Photosynthesis is a complex process for capturing carbon from the atmosphere. Multiple steps in this process can control the maximum rate of carbon capture. We use a combination of manipulative experiments and field observations to understand the rate-limiting steps for photosynthesis in different tropical tree species. We also study how environmental conditions and plant ontogeny might influence which step is rate-limiting.

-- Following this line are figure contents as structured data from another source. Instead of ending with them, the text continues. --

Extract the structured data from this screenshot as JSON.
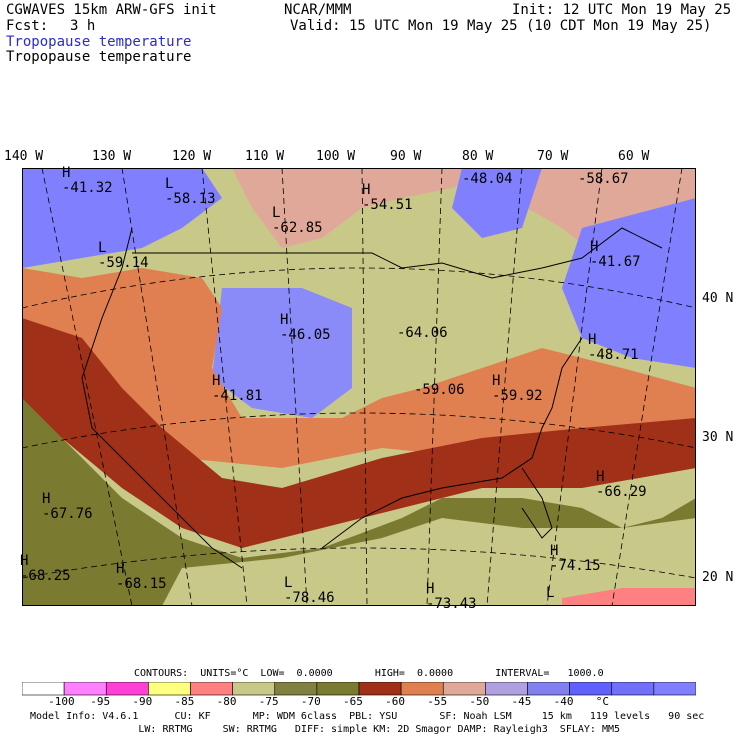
{
  "header": {
    "model": "CGWAVES 15km ARW-GFS init",
    "org": "NCAR/MMM",
    "init": "Init: 12 UTC Mon 19 May 25",
    "fcst_label": "Fcst:",
    "fcst_value": "3 h",
    "valid": "Valid: 15 UTC Mon 19 May 25 (10 CDT Mon 19 May 25)",
    "field_title_colored": "Tropopause temperature",
    "field_title": "Tropopause temperature"
  },
  "longitudes": [
    "140 W",
    "130 W",
    "120 W",
    "110 W",
    "100 W",
    "90 W",
    "80 W",
    "70 W",
    "60 W"
  ],
  "latitudes": [
    "40 N",
    "30 N",
    "20 N"
  ],
  "map_labels": [
    {
      "hl": "H",
      "value": "-41.32"
    },
    {
      "hl": "L",
      "value": "-58.13"
    },
    {
      "hl": "L",
      "value": "-62.85"
    },
    {
      "hl": "H",
      "value": "-54.51"
    },
    {
      "hl": "",
      "value": "-48.04"
    },
    {
      "hl": "",
      "value": "-58.67"
    },
    {
      "hl": "L",
      "value": "-59.14"
    },
    {
      "hl": "H",
      "value": "-41.67"
    },
    {
      "hl": "H",
      "value": "-46.05"
    },
    {
      "hl": "",
      "value": "-64.06"
    },
    {
      "hl": "H",
      "value": "-48.71"
    },
    {
      "hl": "H",
      "value": "-41.81"
    },
    {
      "hl": "",
      "value": "-59.06"
    },
    {
      "hl": "H",
      "value": "-59.92"
    },
    {
      "hl": "H",
      "value": "-66.29"
    },
    {
      "hl": "H",
      "value": "-67.76"
    },
    {
      "hl": "H",
      "value": "-74.15"
    },
    {
      "hl": "H",
      "value": "-68.25"
    },
    {
      "hl": "H",
      "value": "-68.15"
    },
    {
      "hl": "L",
      "value": "-78.46"
    },
    {
      "hl": "H",
      "value": "-73.43"
    },
    {
      "hl": "L",
      "value": ""
    }
  ],
  "contours_line": "CONTOURS:  UNITS=°C  LOW=  0.0000       HIGH=  0.0000       INTERVAL=   1000.0",
  "colorbar": {
    "colors": [
      "#ffffff",
      "#ff80ff",
      "#ff40d8",
      "#ffff80",
      "#ff8080",
      "#c8c888",
      "#808040",
      "#7a7a30",
      "#a03018",
      "#e08050",
      "#e0a898",
      "#b0a0e0",
      "#8080f0",
      "#6060ff",
      "#7070f8",
      "#8080ff"
    ],
    "labels": [
      "-100",
      "-95",
      "-90",
      "-85",
      "-80",
      "-75",
      "-70",
      "-65",
      "-60",
      "-55",
      "-50",
      "-45",
      "-40",
      "°C"
    ]
  },
  "footer": {
    "line1": "Model Info: V4.6.1      CU: KF       MP: WDM 6class  PBL: YSU       SF: Noah LSM     15 km   119 levels   90 sec",
    "line2": "                  LW: RRTMG     SW: RRTMG   DIFF: simple KM: 2D Smagor DAMP: Rayleigh3  SFLAY: MM5"
  }
}
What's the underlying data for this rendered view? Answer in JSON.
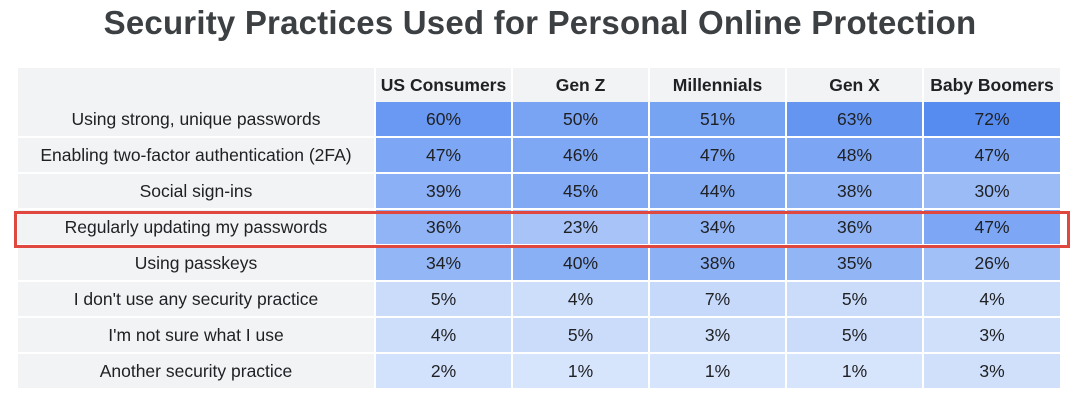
{
  "chart_data": {
    "type": "table",
    "title": "Security Practices Used for Personal Online Protection",
    "columns": [
      "US Consumers",
      "Gen Z",
      "Millennials",
      "Gen X",
      "Baby Boomers"
    ],
    "rows": [
      {
        "label": "Using strong, unique passwords",
        "values": [
          "60%",
          "50%",
          "51%",
          "63%",
          "72%"
        ]
      },
      {
        "label": "Enabling two-factor authentication (2FA)",
        "values": [
          "47%",
          "46%",
          "47%",
          "48%",
          "47%"
        ]
      },
      {
        "label": "Social sign-ins",
        "values": [
          "39%",
          "45%",
          "44%",
          "38%",
          "30%"
        ]
      },
      {
        "label": "Regularly updating my passwords",
        "values": [
          "36%",
          "23%",
          "34%",
          "36%",
          "47%"
        ]
      },
      {
        "label": "Using passkeys",
        "values": [
          "34%",
          "40%",
          "38%",
          "35%",
          "26%"
        ]
      },
      {
        "label": "I don't use any security practice",
        "values": [
          "5%",
          "4%",
          "7%",
          "5%",
          "4%"
        ]
      },
      {
        "label": "I'm not sure what I use",
        "values": [
          "4%",
          "5%",
          "3%",
          "5%",
          "3%"
        ]
      },
      {
        "label": "Another security practice",
        "values": [
          "2%",
          "1%",
          "1%",
          "1%",
          "3%"
        ]
      }
    ],
    "highlighted_row": 3,
    "highlight_color": "#e0483f"
  }
}
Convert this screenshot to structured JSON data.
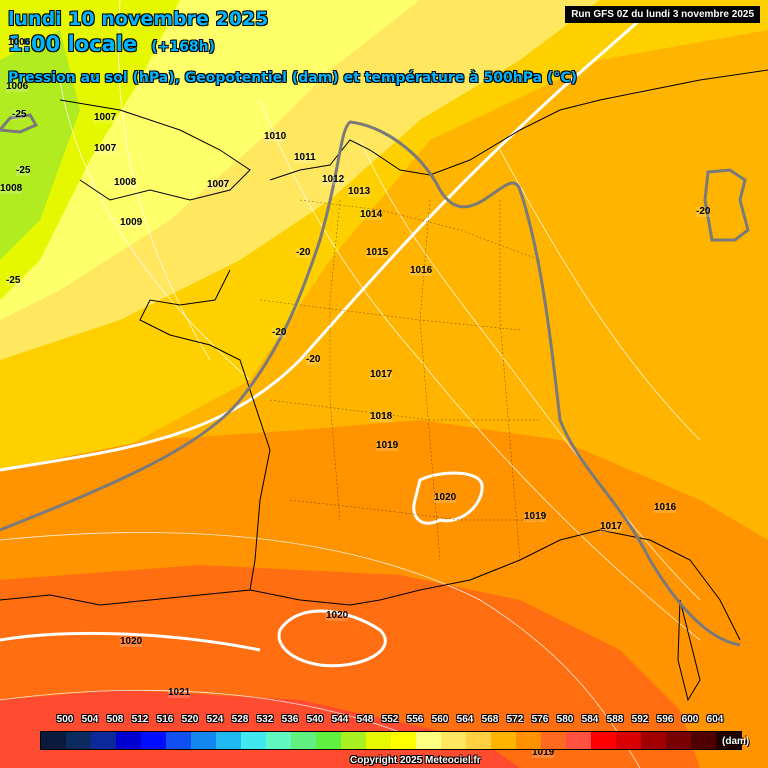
{
  "header": {
    "date_line": "lundi 10 novembre 2025",
    "time_line": "1:00 locale",
    "lead_time": "(+168h)",
    "subtitle": "Pression au sol (hPa), Geopotentiel (dam) et température à 500hPa (°C)",
    "run_info": "Run GFS 0Z du lundi 3 novembre 2025"
  },
  "pressure_labels": [
    "1006",
    "1006",
    "1007",
    "1008",
    "1008",
    "1009",
    "1007",
    "1010",
    "1011",
    "1012",
    "1013",
    "1014",
    "1015",
    "1016",
    "1017",
    "1018",
    "1019",
    "1020",
    "1019",
    "1017",
    "1016",
    "1020",
    "1020",
    "1021",
    "1019"
  ],
  "temperature_labels": [
    "-25",
    "-25",
    "-25",
    "-20",
    "-20",
    "-20",
    "-20"
  ],
  "colorbar": {
    "unit": "(dam)",
    "ticks": [
      "500",
      "504",
      "508",
      "512",
      "516",
      "520",
      "524",
      "528",
      "532",
      "536",
      "540",
      "544",
      "548",
      "552",
      "556",
      "560",
      "564",
      "568",
      "572",
      "576",
      "580",
      "584",
      "588",
      "592",
      "596",
      "600",
      "604"
    ],
    "colors": [
      "#0a1a3c",
      "#0a2a60",
      "#0a2a9c",
      "#0000d0",
      "#0010ff",
      "#1050f0",
      "#1488f0",
      "#20b8f0",
      "#40e8f0",
      "#60f8c0",
      "#60f080",
      "#60f040",
      "#a8f020",
      "#e8f800",
      "#ffff00",
      "#ffff80",
      "#ffe860",
      "#ffd040",
      "#ffb400",
      "#ff9000",
      "#ff6a20",
      "#ff5040",
      "#ff0000",
      "#d80000",
      "#a00000",
      "#780000",
      "#500000",
      "#200000"
    ]
  },
  "copyright": "Copyright 2025 Meteociel.fr"
}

Species may differ in their heat tolerance but they also differ in the extent to which they experience heat, based on their architecture, morphology, and physiology. New technologies enable us to monitor temperatures of leaves in the canopy at a larger scale than traditional methods that involved attaching thermocouple wires to leaves. Monitoring canopy temperatures in diverse forest plots allows us to identify the species that experience the highest temperature extremes. We study these species in more detail to evaluate their physiological capacity to withstand high temperatures, and analyze the relative importance of architecture, morphology, and physiology as predictors of “overheating” of plants.

Little is known about high-temperature thresholds for reproduction in wild plants, but studies on crops suggest that reproduction may fail at 30–39°C. If thresholds for reproduction are universal, tropical species are close to exceeding them, as temperatures there already routinely exceed 30°C. As temperatures continue to rise, seed production may drastically change in tropical forests, with consequences for species composition and community dynamics. Through experiments and field observations, we are studying tropical tree species’ vulnerability to heat-induced sterility, with the ultimate goal of understanding how rising temperatures may change forest community composition.